Wow, it has been quite a long time since I’ve done a Random Readings post. Moving had something to do with that. Then getting unpacked up here, and learning the area. I’ve also been trying to put more time into studying for my Hebrew Proficiency exams coming up in a couple weeks. Nevertheless, I have managed to work my way through a few books this summer and just never bothered to post about them. I like the idea of working through my thoughts on books using my blog, so I’m going to try to get back into the habit of posting about the books I read. Anyway…
A New Perspective on Jesus. As should come as no surprising, seeing as this book is written by James Dunn, it falls very much into the category of what N.T. Wright calls the Third Quest. Though it offers its own way of critiquing the current quest for the Historical Jesus. Most notably Dunn says such a thing really doesn’t exist, since by looking for an historical Jesus questers mean that they are looking for a Jesus apart from faith (both Christian and Jewish – though the Third Quest see Jesus in Jewish terms). Dunn argues that Jesus made an impact on people, and moved them to faith. He says it therefore follows that no Jesus can be known and understood apart from faith, since he was a faith-inducing kind of guy. The fact that such a faith tradition exists around Jesus speaks to the fact that he created faith in those he knew.
Dunn also critiques the way in which historical Jesus studies have often search for a literary source behind the Gospels, or if they are not seeking a literary source, they use literary terms and methods in the search for an oral source.
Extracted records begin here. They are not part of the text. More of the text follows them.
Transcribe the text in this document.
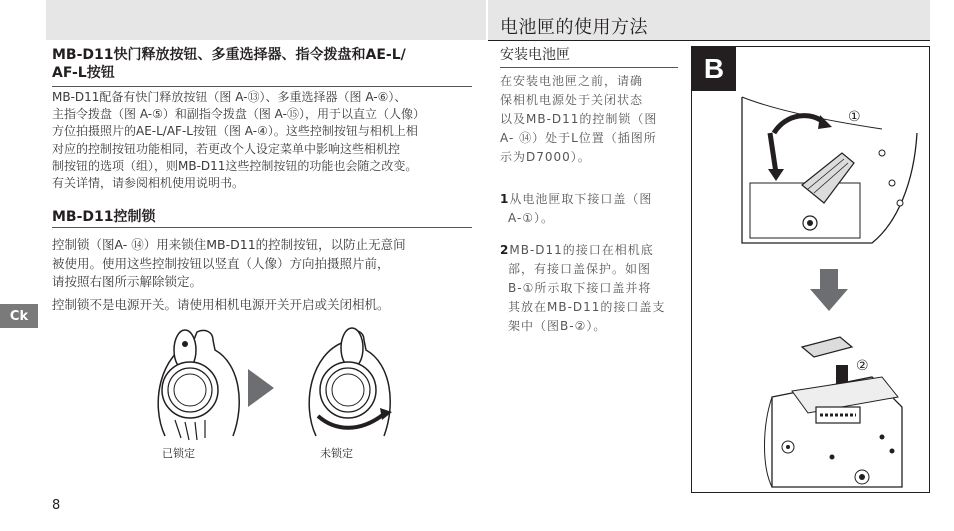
电池匣的使用方法
MB-D11快门释放按钮、多重选择器、指令拨盘和AE-L/
AF-L按钮
MB-D11配备有快门释放按钮（图 A-⑬）、多重选择器（图 A-⑥）、
主指令拨盘（图 A-⑤）和副指令拨盘（图 A-⑮），用于以直立（人像）
方位拍摄照片的AE-L/AF-L按钮（图 A-④）。这些控制按钮与相机上相
对应的控制按钮功能相同，若更改个人设定菜单中影响这些相机控
制按钮的选项（组），则MB-D11这些控制按钮的功能也会随之改变。
有关详情，请参阅相机使用说明书。
MB-D11控制锁
控制锁（图A- ⑭）用来锁住MB-D11的控制按钮，以防止无意间
被使用。使用这些控制按钮以竖直（人像）方向拍摄照片前，
请按照右图所示解除锁定。
控制锁不是电源开关。请使用相机电源开关开启或关闭相机。
已锁定	未锁定
Ck
8
安装电池匣
在安装电池匣之前，请确
保相机电源处于关闭状态
以及MB-D11的控制锁（图
A- ⑭）处于L位置（插图所
示为D7000）。
1从电池匣取下接口盖（图
A-①）。
2MB-D11的接口在相机底
部，有接口盖保护。如图
B-①所示取下接口盖并将
其放在MB-D11的接口盖支
架中（图B-②）。
B
①
②
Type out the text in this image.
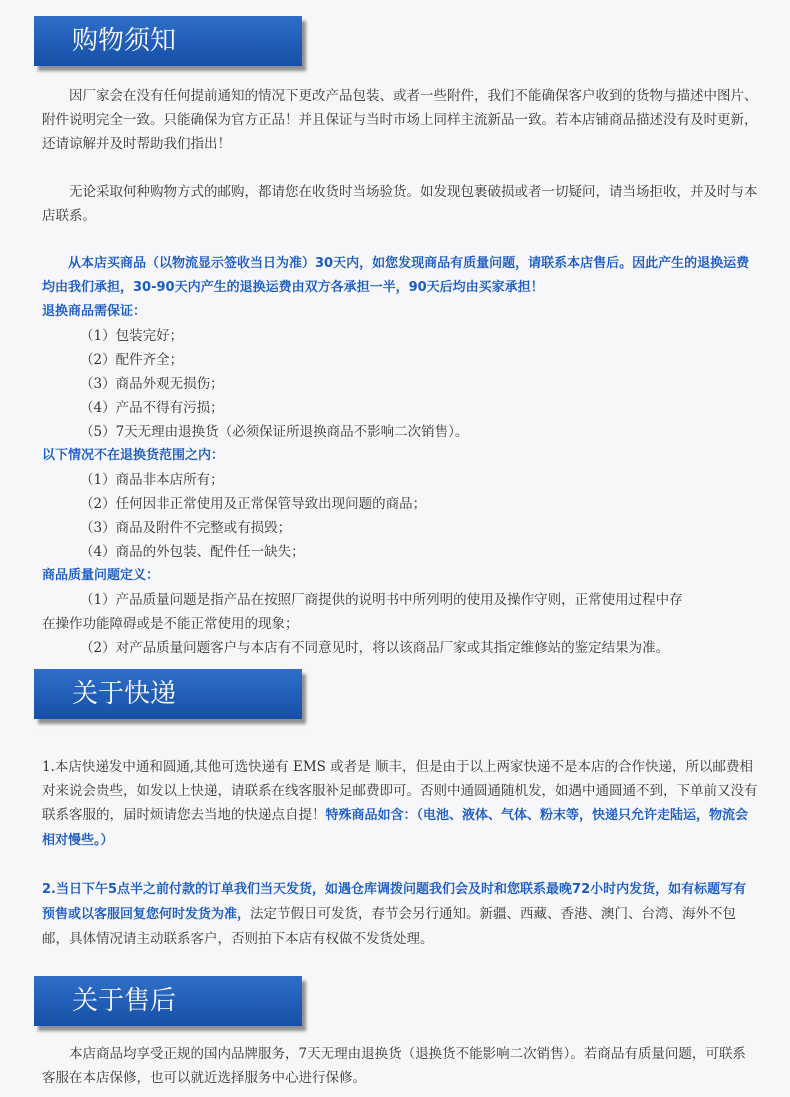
购物须知

因厂家会在没有任何提前通知的情况下更改产品包装、或者一些附件，我们不能确保客户收到的货物与描述中图片、附件说明完全一致。只能确保为官方正品！并且保证与当时市场上同样主流新品一致。若本店铺商品描述没有及时更新，还请谅解并及时帮助我们指出！

无论采取何种购物方式的邮购，都请您在收货时当场验货。如发现包裹破损或者一切疑问，请当场拒收，并及时与本店联系。

从本店买商品（以物流显示签收当日为准）30天内，如您发现商品有质量问题，请联系本店售后。因此产生的退换运费均由我们承担，30-90天内产生的退换运费由双方各承担一半，90天后均由买家承担！

退换商品需保证：

（1）包装完好；

（2）配件齐全；

（3）商品外观无损伤；

（4）产品不得有污损；

（5）7天无理由退换货（必须保证所退换商品不影响二次销售）。

以下情况不在退换货范围之内：

（1）商品非本店所有；

（2）任何因非正常使用及正常保管导致出现问题的商品；

（3）商品及附件不完整或有损毁；

（4）商品的外包装、配件任一缺失；

商品质量问题定义：

（1）产品质量问题是指产品在按照厂商提供的说明书中所列明的使用及操作守则，正常使用过程中存

在操作功能障碍或是不能正常使用的现象；

（2）对产品质量问题客户与本店有不同意见时，将以该商品厂家或其指定维修站的鉴定结果为准。

关于快递

1.本店快递发中通和圆通,其他可选快递有 EMS 或者是 顺丰，但是由于以上两家快递不是本店的合作快递，所以邮费相对来说会贵些，如发以上快递，请联系在线客服补足邮费即可。否则中通圆通随机发，如遇中通圆通不到，下单前又没有联系客服的，届时烦请您去当地的快递点自提！特殊商品如含：（电池、液体、气体、粉末等，快递只允许走陆运，物流会相对慢些。）

2.当日下午5点半之前付款的订单我们当天发货，如遇仓库调拨问题我们会及时和您联系最晚72小时内发货，如有标题写有预售或以客服回复您何时发货为准，法定节假日可发货，春节会另行通知。新疆、西藏、香港、澳门、台湾、海外不包邮，具体情况请主动联系客户，否则拍下本店有权做不发货处理。

关于售后

本店商品均享受正规的国内品牌服务，7天无理由退换货（退换货不能影响二次销售）。若商品有质量问题，可联系客服在本店保修，也可以就近选择服务中心进行保修。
One of the main points of the book is that there must certainly be an oral tradition among the earlier followers of Christ, even pre-Easter, that can not be understood by using literary forms of identification. This is an area that, even Dunn admits, needs much more research because today we are so used to high literacy rates and the like. Very, very fascinating.
It was also interesting to read this book while Scot Mcknight was doing a series on the Historical Jesus. This was made even more interesting by the fact that Mcknight studied under Dunn, if memory serves. For me this book was a ground level introduction to Jesus studies, and I have to say that I’m more interested than I have been in the past. Perhaps I’ll pick up Dunn’s larger work on the subject, Jesus Remember.
- One Step Closer: Why U2 Matters to Those Seeking God by Christian Scharen. I’ve really got no idea what to expect from this book, but it should be an interesting read. Hopefully I can finish the book in about a week, but given my rather fluid reading schedule over the past month or two, who knows?